L2TP-based EAD configuration example
Network requirements
As shown in Figure 100, in the public network, the Host communicates with the LNS at Layer 3 through an L2TP tunnel. Both the security policy server and the RADIUS server are hosted by the CAMS/IMC Platform. The client agent and the virus and patch server reside in the quarantined area.
After you establish L2TP connections between remote users on the host and the LNS, the LNS assigns IP addresses in subnet 10.200.1.0/24 to the remote users on the host. The host must pass identity authentication and security check to access network resources. If the host fails to pass security authentication, it can access only the virus and patch server.

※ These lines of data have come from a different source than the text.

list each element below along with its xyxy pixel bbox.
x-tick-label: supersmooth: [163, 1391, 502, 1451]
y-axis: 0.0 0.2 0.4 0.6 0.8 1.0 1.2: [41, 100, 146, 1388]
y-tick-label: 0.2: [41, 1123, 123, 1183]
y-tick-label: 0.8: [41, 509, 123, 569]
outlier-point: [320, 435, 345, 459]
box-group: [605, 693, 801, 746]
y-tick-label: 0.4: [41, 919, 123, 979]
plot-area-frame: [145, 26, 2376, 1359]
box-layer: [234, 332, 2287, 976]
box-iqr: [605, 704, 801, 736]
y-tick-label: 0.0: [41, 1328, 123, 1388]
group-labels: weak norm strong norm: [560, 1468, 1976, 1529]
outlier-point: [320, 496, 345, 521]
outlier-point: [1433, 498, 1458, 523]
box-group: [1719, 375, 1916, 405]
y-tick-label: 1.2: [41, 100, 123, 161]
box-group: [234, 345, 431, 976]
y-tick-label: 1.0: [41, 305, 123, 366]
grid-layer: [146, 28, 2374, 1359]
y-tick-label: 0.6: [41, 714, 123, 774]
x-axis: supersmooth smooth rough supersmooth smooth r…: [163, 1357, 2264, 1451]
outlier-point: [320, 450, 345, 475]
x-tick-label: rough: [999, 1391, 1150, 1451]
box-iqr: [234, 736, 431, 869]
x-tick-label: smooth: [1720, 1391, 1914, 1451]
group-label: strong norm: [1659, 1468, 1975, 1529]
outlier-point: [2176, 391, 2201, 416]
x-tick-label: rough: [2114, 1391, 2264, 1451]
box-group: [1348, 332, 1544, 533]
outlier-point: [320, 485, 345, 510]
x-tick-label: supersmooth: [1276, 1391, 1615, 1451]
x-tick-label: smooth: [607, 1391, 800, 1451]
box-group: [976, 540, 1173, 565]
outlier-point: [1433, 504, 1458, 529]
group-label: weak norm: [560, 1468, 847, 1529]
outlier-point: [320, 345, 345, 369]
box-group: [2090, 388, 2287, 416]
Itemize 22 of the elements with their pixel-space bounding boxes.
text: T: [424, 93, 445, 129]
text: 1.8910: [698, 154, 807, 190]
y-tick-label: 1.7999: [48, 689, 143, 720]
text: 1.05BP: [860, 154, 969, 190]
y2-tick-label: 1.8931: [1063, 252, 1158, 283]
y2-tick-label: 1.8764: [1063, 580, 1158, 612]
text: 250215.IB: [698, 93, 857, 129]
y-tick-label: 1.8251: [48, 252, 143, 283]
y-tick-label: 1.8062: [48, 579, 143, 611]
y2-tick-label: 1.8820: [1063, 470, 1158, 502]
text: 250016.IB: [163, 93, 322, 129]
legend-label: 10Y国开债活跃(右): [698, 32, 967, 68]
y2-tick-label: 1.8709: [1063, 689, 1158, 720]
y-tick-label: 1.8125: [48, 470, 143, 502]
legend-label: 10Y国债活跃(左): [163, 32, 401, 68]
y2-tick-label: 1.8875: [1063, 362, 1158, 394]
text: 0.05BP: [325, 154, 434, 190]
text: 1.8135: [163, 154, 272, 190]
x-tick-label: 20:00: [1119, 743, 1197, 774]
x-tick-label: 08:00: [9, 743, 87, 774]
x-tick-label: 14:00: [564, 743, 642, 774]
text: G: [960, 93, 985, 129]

Figure 100: Network diagram
Configuration procedure
Configure the router:
# Assign an IP address to Ethernet 1/1, which is connected to the CAMS/IMC server.
<Router> system-view [Router] interface ethernet1/1 [Router-Ethernet1/1] ip address 10.110.91.1 255.255.255.0 [Router-Ethernet1/1] quit
# Assign an IP address to Ethernet 1/2, which is connected to the iNode client.
[Router] interface ethernet1/2 [Router-Ethernet1/2] ip address 172.21.1.1 255.255.0.0 [Router-Ethernet1/2] quit
# Assign an IP address to Ethernet 1/3.
[Router] interface ethernet1/3 [Router-Ethernet1/3] ip address 10.22.2.10 255.255.255.0 [Router-Ethernet1/3] quit
# Configure a RADIUS scheme that uses the CAMS/IMC server, setting the IP address to 10.110.91.146/24, and the keys to sysname.
[Router] radius scheme cams [Router-radius-cams] server-type extended [Router-radius-cams] primary authentication 10.110.91.146 [Router-radius-cams] primary accounting 10.110.91.146 [Router-radius-cams] key authentication sysname [Router-radius-cams] key accounting sysname [Router-radius-cams] quit
# Configure domain system to use the RADIUS scheme for PPP user authentication and accounting, and use the IP address pool 10.200.1.0/24 to assign IP addresses to remote hosts.
[Router] domain system [Router-isp-system] authentication ppp radius-scheme cams [Router-isp-system] ip pool 1 10.200.1.2 10.200.1.254 [Router-isp-system] quit
# Configure the IP address of the VT interface, enable PAP authentication on this interface, specify the address pool to be used to assign addresses for PPP users, enable L2TP access based EAD, and set the fragment match mode to exactly.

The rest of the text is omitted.